337 cid L-head inline eight-cylinder engine, Stromberg two-barrel carburetor, 114 BHP at 3,200 rpm, Fuller four-speed manual transmission, solid front axle with semi-elliptic leaf springs and Gruss Air Spring auxiliary dampers, semi-floating rear axle with semi-elliptic leaf springs, dual rear wheels, four-wheel mechanical brakes; wheelbase: 184”
During 1925, Studebaker entered the commercial vehicle market with a stretched Big Six chassis and a choice of 158- and 184-inch wheelbase lengths. Bodies were provided by a number of outside suppliers and could be ordered through Studebaker or directly from the coachbuilders. Studebaker enjoyed immediate success, selling 2,225 units in the first year.

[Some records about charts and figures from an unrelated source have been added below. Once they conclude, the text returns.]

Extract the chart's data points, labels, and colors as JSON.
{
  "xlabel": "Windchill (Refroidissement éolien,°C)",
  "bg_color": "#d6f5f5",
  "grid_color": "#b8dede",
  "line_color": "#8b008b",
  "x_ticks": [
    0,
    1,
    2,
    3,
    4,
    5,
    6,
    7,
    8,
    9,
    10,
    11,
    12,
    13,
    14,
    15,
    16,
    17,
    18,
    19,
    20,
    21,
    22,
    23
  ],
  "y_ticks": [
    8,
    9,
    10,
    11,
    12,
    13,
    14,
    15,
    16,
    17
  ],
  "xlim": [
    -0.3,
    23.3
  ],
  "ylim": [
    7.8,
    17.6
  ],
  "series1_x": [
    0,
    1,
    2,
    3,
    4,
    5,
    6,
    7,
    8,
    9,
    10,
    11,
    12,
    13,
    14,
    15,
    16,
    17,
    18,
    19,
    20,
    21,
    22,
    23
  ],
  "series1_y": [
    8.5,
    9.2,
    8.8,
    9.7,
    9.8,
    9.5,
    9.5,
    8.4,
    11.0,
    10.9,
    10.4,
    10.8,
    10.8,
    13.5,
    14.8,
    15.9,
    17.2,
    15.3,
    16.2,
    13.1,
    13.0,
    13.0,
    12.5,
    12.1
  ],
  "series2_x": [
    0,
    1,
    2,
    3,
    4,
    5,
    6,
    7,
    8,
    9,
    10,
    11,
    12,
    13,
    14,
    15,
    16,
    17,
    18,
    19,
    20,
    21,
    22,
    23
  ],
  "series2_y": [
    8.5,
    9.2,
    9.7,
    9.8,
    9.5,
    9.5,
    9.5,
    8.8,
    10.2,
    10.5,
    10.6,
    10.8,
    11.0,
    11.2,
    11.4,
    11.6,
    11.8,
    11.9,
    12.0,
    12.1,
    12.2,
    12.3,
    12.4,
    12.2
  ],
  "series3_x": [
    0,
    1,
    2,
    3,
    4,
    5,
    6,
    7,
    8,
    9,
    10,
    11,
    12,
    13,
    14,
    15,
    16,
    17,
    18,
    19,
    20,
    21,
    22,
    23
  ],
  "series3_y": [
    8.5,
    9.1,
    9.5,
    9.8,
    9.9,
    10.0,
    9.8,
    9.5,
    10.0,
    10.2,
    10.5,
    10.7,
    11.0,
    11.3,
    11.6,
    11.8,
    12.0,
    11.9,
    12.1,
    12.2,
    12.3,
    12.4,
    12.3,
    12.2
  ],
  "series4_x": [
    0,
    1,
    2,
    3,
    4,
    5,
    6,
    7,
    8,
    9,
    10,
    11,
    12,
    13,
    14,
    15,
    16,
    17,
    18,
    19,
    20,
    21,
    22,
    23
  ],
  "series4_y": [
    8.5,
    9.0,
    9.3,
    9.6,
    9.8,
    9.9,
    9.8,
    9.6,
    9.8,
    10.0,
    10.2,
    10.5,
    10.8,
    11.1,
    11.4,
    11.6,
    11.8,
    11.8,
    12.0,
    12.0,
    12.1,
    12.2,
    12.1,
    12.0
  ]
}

By December 1928, an eight-cylinder President-derived chassis replaced the Big Six and a stretched chassis featuring a 220-inch wheelbase joined Studebaker’s commercial lineup. While financially healthy at the onset of the Great Depression, Studebaker’s ill-fated merger with Pierce-Arrow forced the removal of buses entirely from Studebaker’s regular catalog, although they were still available by special order until 1940.
This unrestored 1929 Studebaker House Car is a wonderful example based on Studebaker’s versatile commercial chassis, and quite possibly the sole vehicle of its kind produced. Built for an obviously wealthy but unknown family from the exclusive Los Angeles community of San Marino, it was lovingly named “Dulce Domum,” Latin for “Sweet Home.”
The body itself, quite reminiscent in overall appearance and interior layout and appointments to a luxurious private rail car, was built by Advance Auto Body Works in Los Angeles, California. Established by Italian-born Medardo Morgagno in 1919 and active to 1951, Advance Auto Body Works produced a diverse range of innovative and visually striking bodies, often the physical expression of noted Los Angeles industrial designer William Everett Miller. Sleek petroleum tankers were an Advance specialty, primarily for West Coast oil company and high-profile racing sponsor Gilmore Oil.
Featuring a myriad of appointments, this lovely House Car includes right-side doors for access to the central passenger compartment and the rear suite. Among the many highlights are overhead lights and a screened pop-up ceiling vent, two Pullman-style fold-out bunk beds, a wash basin with mirror, storage compartments and drawers, a pull-out writing desk, a chamber pot, and even a small bath neatly concealed beneath a folding hatch in the floor.
Other great features of this veritable luxury home on wheels include a front-rear intercom, hidden storage sink for kitchen refuse, towel racks, a water heater, and a 12-volt electrical system with multiple receptacles. The Consignor acquired the House Car in 2006 after 12 years of trying from long-term prior owner Remy Baker, a prolific classic-car collector and enthusiast from South Carolina, who purchased it circa 1961 in the San Bernardino, California, area and first registered the vehicle there in 1963. Interestingly,
Mr. Baker had several residences and drove the House Car after purchasing it to Syracuse, New York, visiting Florida en route and acquiring a permanent Florida “Horseless Carriage” registration and corresponding “Antique” Florida license plate.
Perhaps best of all, the House Car is quite capable of enjoyable touring at respectable speeds, with the powerful Studebaker ‘President 8’ engine rebuilt, balanced, and equipped with new aluminum pistons and a replacement carburetor. The Fuller four-speed manual transmission, which also drives the onboard air-compressor system, was inspected and overhauled with new bearings.
The leaded-glass bay windows were restored while retaining a period feel by a stained-glass craftsman, and the windshield and side windows were replaced with modern-type safety glass. Following acquisition, the Consignor showed this Studebaker House Car for the first time on the Exhibition field of the November 2009 Hilton Head Island Concours d’Elegance, where it spurred the judges to request its movement to the show field to join the other winners at the podium to receive Best Unrestored Vehicle. Capable of continued showing and enjoyment, this 1929 Studebaker House Car is without doubt one of the most interesting Classic Era vehicles in existence today.